Aku mau sedikit mengadu kepadamu boleh kan?!

Jadi beberapa waktu yang lalu nomer yang tak kukenal telah menelponku lewat si Klenthik. Dan nampaknya itu nomer Jakarta, firasatku sih itu nomer kantor. Ternyata setelah kuangkat memang benar itu nomer kantor Nus! Kantor itu adalah sebuah perusahaan dari negeriku yang bertaraf internasional dan kebanyakan proyeknya berada didekat markas-markasmu lho Nus.

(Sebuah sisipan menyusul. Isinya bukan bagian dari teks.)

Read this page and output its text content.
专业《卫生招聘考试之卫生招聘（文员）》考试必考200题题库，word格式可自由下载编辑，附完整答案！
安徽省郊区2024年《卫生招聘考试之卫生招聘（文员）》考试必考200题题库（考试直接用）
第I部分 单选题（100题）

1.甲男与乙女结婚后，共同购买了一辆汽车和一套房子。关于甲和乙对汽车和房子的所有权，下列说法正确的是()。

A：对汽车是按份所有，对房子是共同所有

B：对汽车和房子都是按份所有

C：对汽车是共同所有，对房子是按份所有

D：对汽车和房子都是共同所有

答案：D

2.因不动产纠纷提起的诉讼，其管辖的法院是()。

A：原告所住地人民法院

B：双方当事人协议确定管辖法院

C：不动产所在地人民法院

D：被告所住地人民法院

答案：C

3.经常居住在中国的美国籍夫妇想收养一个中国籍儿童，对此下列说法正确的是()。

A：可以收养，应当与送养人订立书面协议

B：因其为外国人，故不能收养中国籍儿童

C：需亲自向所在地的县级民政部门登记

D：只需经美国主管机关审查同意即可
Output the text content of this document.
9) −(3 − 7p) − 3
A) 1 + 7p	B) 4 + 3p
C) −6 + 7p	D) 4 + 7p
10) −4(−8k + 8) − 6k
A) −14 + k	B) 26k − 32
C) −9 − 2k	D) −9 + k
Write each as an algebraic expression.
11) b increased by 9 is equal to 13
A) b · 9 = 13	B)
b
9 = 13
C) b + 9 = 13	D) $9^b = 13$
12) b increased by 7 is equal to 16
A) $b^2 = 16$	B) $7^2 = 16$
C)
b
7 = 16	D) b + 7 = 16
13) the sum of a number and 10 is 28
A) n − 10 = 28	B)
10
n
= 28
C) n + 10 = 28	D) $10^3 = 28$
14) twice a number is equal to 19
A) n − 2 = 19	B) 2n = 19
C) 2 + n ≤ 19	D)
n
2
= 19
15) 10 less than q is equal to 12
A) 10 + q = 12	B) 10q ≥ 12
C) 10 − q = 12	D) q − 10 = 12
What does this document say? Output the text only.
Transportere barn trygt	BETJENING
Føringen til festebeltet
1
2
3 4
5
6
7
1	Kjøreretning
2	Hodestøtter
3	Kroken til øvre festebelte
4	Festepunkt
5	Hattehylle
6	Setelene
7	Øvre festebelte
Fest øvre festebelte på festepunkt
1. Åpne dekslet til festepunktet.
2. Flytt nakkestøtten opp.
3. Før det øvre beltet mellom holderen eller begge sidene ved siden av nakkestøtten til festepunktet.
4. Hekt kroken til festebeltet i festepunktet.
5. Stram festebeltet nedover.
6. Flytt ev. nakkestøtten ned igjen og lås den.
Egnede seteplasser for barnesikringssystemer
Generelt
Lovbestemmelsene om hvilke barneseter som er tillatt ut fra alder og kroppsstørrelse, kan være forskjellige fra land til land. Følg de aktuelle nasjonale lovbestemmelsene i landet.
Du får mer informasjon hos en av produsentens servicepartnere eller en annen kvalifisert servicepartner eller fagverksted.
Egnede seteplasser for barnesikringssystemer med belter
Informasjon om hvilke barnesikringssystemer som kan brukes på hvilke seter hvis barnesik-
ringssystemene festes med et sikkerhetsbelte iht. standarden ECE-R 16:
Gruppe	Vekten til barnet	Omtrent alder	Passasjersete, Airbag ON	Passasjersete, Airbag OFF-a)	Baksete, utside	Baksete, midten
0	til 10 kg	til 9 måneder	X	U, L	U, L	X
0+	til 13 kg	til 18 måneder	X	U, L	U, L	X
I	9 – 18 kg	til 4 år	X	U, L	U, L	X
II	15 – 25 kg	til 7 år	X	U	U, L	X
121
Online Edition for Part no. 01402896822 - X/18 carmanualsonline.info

Memang dulu aku pernah apply ke perusahaan itu karena di perusahaan itulah passionku bisa tertampung tapi apply ku sudah lumayan lama dan aku juga sudah tak mengharapkannya lagi. 

Nhah, akhirnya aku penuhi panggilan mereka untuk interview di markas besarnya. Bukannya diberi gambaran tentang kehebatan perusahaanya tapi mas-mas gendut yang interview aku justru malah menggambarkan betapa susah dan mengerikannya bekerja di didekat markasmu. Lhah, aku jadi kelabakan dong. Bimbang menghantuiku Nus. Kalau dari upah aku yakin menggiurkan tapi kenyamanan itu lho Nus, jadi berkurang. 

Di perusahaan sekarang memang nyaman betul. Kerja cuma duduk-duduk, Mau berangkat jam berapa saja tak ditegur, ijin kapan saja bisa, nambah cutipun tak masalah. Kalau di perusahaan itu semua bisa lenyap Nus! Aku bisa jadi budak suku kulit putih dari negeri seberang. Juga aku bisa tersengat energi si Bathara Surya setiap hari! Duh…. 

Tapi yang aku senangi selain upah dan tertampungnya passionku, aku juga bisa semakin dekat dengan markasmu walaupun cuma di pintu gerbangnya saja. Toh aku juga belum berani untuk hanya mengetuk pintu gerbangmu. Mungkin sesekali latihan memahami lingkungan dan udaramu bisa kali ya agar suatu saat aku bisa mengobrak-abrik singgasanamu!... hahaha


Jadi bagaimana Nus baiknya? Kamu lebih setuju aku bertahan atau aku melanglang buana lagi dan mendekatimu?



Eh bentar-bentar…. Tapi Kamu punya cabang markas di Negeri Burma kan Nus???!!